National Right to Work Foundation Files Brief Supporting Law to Safeguard Teachers’ First Amendment Rights

On July 24, 2023, the National Right to Work Legal Defense Foundation submitted a brief at the Seventh Circuit Court of Appeals in Anderson Federation of Teachers, et al. v. Rokita. This case defends an Indiana law that shields teachers’ First Amendment rights against a lawsuit that teacher union bosses filed. The case is an appeal of a District Court judge’s preliminary injunction granted at the request of union lawyers. The union lawyers wanted to prevent the bill from going into effect.

At the District Court, the Anderson Federation of Teachers challenged Indiana’s State Enrolled Act 251 and 297. These acts require written consent from teachers, which includes an acknowledgement of their constitutional right to refuse to financially back a union, prior to a taxpayer-funded government payroll systems can be used to deduct union dues from teachers’ paychecks.

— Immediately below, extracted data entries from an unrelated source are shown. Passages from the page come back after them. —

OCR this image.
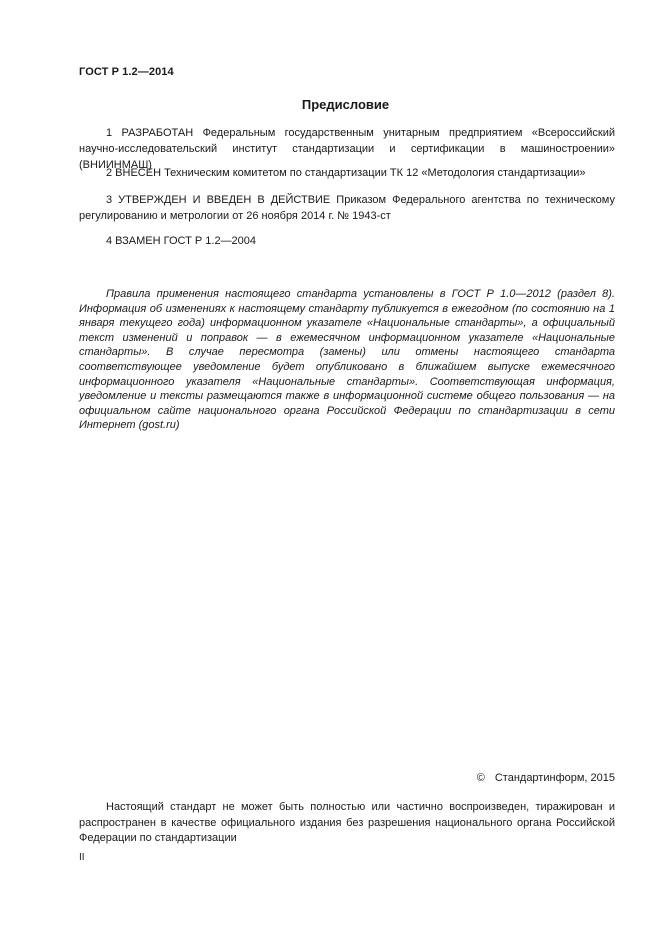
ГОСТ Р 1.2—2014
Предисловие

1 РАЗРАБОТАН Федеральным государственным унитарным предприятием «Всероссийский научно-исследовательский институт стандартизации и сертификации в машиностроении» (ВНИИНМАШ)

2 ВНЕСЕН Техническим комитетом по стандартизации ТК 12 «Методология стандартизации»

3 УТВЕРЖДЕН И ВВЕДЕН В ДЕЙСТВИЕ Приказом Федерального агентства по техническому регулированию и метрологии от 26 ноября 2014 г. № 1943-ст

4 ВЗАМЕН ГОСТ Р 1.2—2004

Правила применения настоящего стандарта установлены в ГОСТ Р 1.0—2012 (раздел 8). Информация об изменениях к настоящему стандарту публикуется в ежегодном (по состоянию на 1 января текущего года) информационном указателе «Национальные стандарты», а официальный текст изменений и поправок — в ежемесячном информационном указателе «Национальные стандарты». В случае пересмотра (замены) или отмены настоящего стандарта соответствующее уведомление будет опубликовано в ближайшем выпуске ежемесячного информационного указателя «Национальные стандарты». Соответствующая информация, уведомление и тексты размещаются также в информационной системе общего пользования — на официальном сайте национального органа Российской Федерации по стандартизации в сети Интернет (gost.ru)

© Стандартинформ, 2015

Настоящий стандарт не может быть полностью или частично воспроизведен, тиражирован и распространен в качестве официального издания без разрешения национального органа Российской Федерации по стандартизации

II
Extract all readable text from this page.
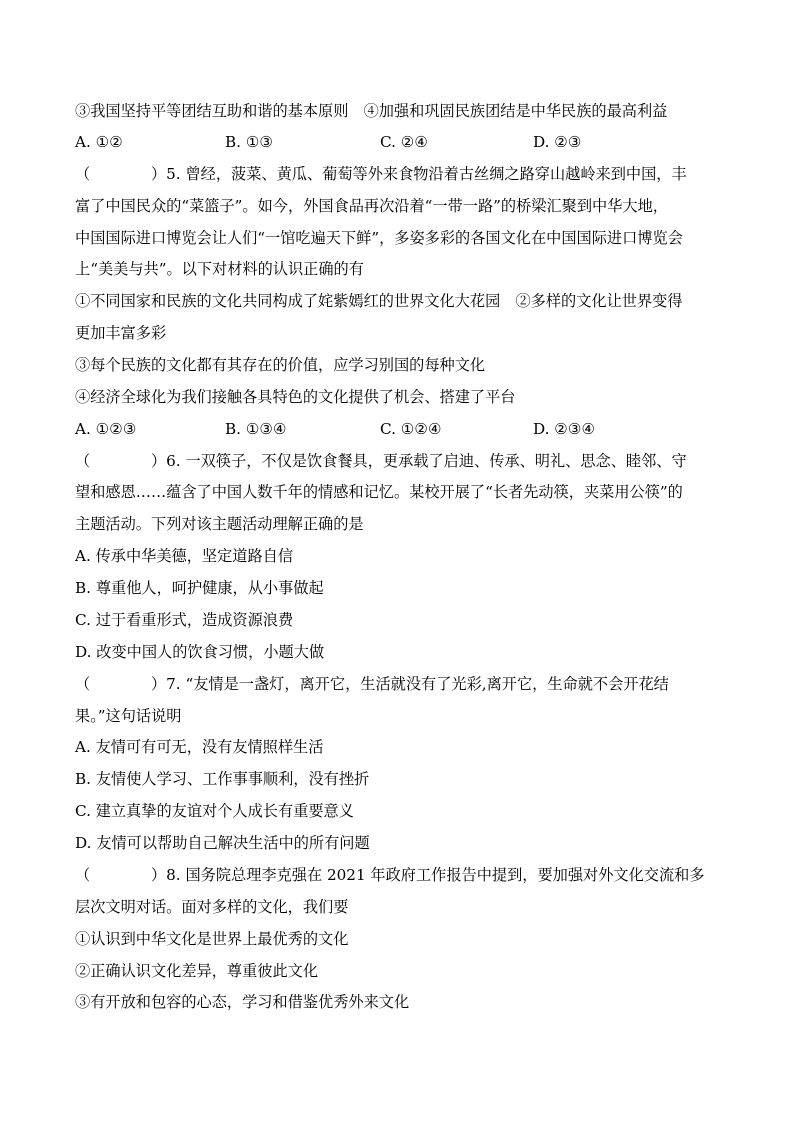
③我国坚持平等团结互助和谐的基本原则　④加强和巩固民族团结是中华民族的最高利益
A. ①②	B. ①③	C. ②④	D. ②③
（　　　　）5. 曾经，菠菜、黄瓜、葡萄等外来食物沿着古丝绸之路穿山越岭来到中国，丰
富了中国民众的“菜篮子”。如今，外国食品再次沿着“一带一路”的桥梁汇聚到中华大地，
中国国际进口博览会让人们“一馆吃遍天下鲜”，多姿多彩的各国文化在中国国际进口博览会
上“美美与共”。以下对材料的认识正确的有
①不同国家和民族的文化共同构成了姹紫嫣红的世界文化大花园　②多样的文化让世界变得
更加丰富多彩
③每个民族的文化都有其存在的价值，应学习别国的每种文化
④经济全球化为我们接触各具特色的文化提供了机会、搭建了平台
A. ①②③	B. ①③④	C. ①②④	D. ②③④
（　　　　）6. 一双筷子，不仅是饮食餐具，更承载了启迪、传承、明礼、思念、睦邻、守
望和感恩……蕴含了中国人数千年的情感和记忆。某校开展了“长者先动筷，夹菜用公筷”的
主题活动。下列对该主题活动理解正确的是
A. 传承中华美德，坚定道路自信
B. 尊重他人，呵护健康，从小事做起
C. 过于看重形式，造成资源浪费
D. 改变中国人的饮食习惯，小题大做
（　　　　）7. “友情是一盏灯，离开它，生活就没有了光彩,离开它，生命就不会开花结
果。”这句话说明
A. 友情可有可无，没有友情照样生活
B. 友情使人学习、工作事事顺利，没有挫折
C. 建立真挚的友谊对个人成长有重要意义
D. 友情可以帮助自己解决生活中的所有问题
（　　　　）8. 国务院总理李克强在 2021 年政府工作报告中提到，要加强对外文化交流和多
层次文明对话。面对多样的文化，我们要
①认识到中华文化是世界上最优秀的文化
②正确认识文化差异，尊重彼此文化
③有开放和包容的心态，学习和借鉴优秀外来文化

In the 2018 Janus v. AFSCME Supreme Court decision, the Supreme Court recognized that employees have a First Amendment right to refuse subsidizing union speech in. National Right to Work Foundation staff attorneys argued and won the case.

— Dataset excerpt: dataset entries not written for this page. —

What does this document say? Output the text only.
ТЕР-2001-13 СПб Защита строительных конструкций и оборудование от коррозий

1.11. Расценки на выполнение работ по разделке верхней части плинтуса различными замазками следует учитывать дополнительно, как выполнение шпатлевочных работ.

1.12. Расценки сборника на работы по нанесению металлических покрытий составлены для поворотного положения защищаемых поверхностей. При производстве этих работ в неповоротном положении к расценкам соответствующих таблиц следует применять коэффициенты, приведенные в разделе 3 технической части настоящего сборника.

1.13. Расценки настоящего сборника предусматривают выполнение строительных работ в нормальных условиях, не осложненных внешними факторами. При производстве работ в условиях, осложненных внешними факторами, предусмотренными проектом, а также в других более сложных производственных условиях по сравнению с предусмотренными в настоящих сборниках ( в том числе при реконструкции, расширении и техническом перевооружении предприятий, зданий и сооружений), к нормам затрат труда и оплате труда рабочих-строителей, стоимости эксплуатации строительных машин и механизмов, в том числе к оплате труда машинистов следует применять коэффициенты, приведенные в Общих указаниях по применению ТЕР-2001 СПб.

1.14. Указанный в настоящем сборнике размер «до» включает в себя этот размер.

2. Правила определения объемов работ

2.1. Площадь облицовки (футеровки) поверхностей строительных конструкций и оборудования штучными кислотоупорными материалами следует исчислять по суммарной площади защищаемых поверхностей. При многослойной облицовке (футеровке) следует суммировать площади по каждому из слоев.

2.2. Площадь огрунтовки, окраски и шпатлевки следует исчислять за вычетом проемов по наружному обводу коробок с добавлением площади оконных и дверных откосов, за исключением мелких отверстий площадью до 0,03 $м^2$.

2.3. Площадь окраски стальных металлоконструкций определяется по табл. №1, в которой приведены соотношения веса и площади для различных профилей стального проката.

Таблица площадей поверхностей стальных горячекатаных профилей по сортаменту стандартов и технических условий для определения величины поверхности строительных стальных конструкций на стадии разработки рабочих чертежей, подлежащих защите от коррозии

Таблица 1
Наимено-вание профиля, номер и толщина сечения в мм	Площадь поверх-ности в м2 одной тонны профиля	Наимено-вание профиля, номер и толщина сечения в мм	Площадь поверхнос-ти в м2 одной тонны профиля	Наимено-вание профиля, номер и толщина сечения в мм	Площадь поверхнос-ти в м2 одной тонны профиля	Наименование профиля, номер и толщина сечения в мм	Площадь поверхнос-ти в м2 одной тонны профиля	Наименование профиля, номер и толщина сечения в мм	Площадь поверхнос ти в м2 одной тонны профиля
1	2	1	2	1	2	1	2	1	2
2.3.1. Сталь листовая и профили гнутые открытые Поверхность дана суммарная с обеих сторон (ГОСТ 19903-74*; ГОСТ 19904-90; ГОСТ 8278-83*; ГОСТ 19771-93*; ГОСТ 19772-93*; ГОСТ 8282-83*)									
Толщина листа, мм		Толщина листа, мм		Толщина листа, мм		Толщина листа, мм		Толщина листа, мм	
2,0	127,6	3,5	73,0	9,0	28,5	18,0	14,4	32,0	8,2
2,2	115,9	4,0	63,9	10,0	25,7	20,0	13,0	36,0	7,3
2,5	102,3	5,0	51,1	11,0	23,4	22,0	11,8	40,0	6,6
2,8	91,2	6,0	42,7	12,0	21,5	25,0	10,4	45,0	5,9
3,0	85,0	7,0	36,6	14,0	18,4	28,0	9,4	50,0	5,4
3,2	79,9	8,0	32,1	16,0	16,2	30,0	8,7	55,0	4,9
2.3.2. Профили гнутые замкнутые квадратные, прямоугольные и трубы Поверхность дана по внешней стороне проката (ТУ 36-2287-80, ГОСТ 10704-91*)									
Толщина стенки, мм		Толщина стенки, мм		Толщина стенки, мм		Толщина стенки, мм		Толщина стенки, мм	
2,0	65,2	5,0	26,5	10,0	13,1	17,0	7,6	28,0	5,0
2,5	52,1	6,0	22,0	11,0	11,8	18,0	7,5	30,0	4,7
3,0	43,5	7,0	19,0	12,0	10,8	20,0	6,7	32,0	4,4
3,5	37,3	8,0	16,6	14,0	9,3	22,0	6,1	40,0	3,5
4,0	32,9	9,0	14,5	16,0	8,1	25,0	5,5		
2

In the Janus decision, the Court ruled that compelling public sector workers to subsidize union activities as a condition of employment infringes on the First Amendment. The Court also argued that no union dues or fees can be seized from a public worker’s wages without a knowing and intelligent waiver of that employee’s First Amendment freedom to not to pay. Moreover, such a waiver “cannot be presumed.”

The National Right to Work attorneys’ brief upholds the Indiana law and urges the Seventh Circuit Court of Appeals to lift the injunction, contending that the lower court ruling made three critical mistakes in its justification of the ruling.

“It is outrageous that teacher union bosses in Indiana apparently believe they are entitled to use taxpayer-funded payroll systems to seize money directly from teachers’ paychecks – without the State taking steps to ensure that those teachers’ constitutional rights are protected,” stated Mark Mix, President of the National Right to Work Legal Defense Foundation. “Precedents in the Seventh Circuit and elsewhere make it clear that the injunction should be rejected, and this law should be allowed to take immediate effect.”

“It would be fully within the prerogative of Indiana lawmakers to ban union officials from deducting dues from government workers’ paychecks all together, or ban all monopoly bargaining to ensure individual teachers are not subjected to unwanted union so-called ‘representation,’” Mix added. “If anything, Indiana teacher union bosses should count themselves lucky lawmakers have so far not been more proactive in protecting teachers’ First Amendment free speech and freedom of association rights.”

Public sector unions are the worst of the worst. Because of the taxpayer-funded nature of their work, taxpayers are constantly held hostage everytime they strike or negotiate for higher wages. Ultimately, public sector unionization needs to be banned, or at least weakened substantially. 

Such type of coercion cannot be allowed to occur in a so-called land of the free.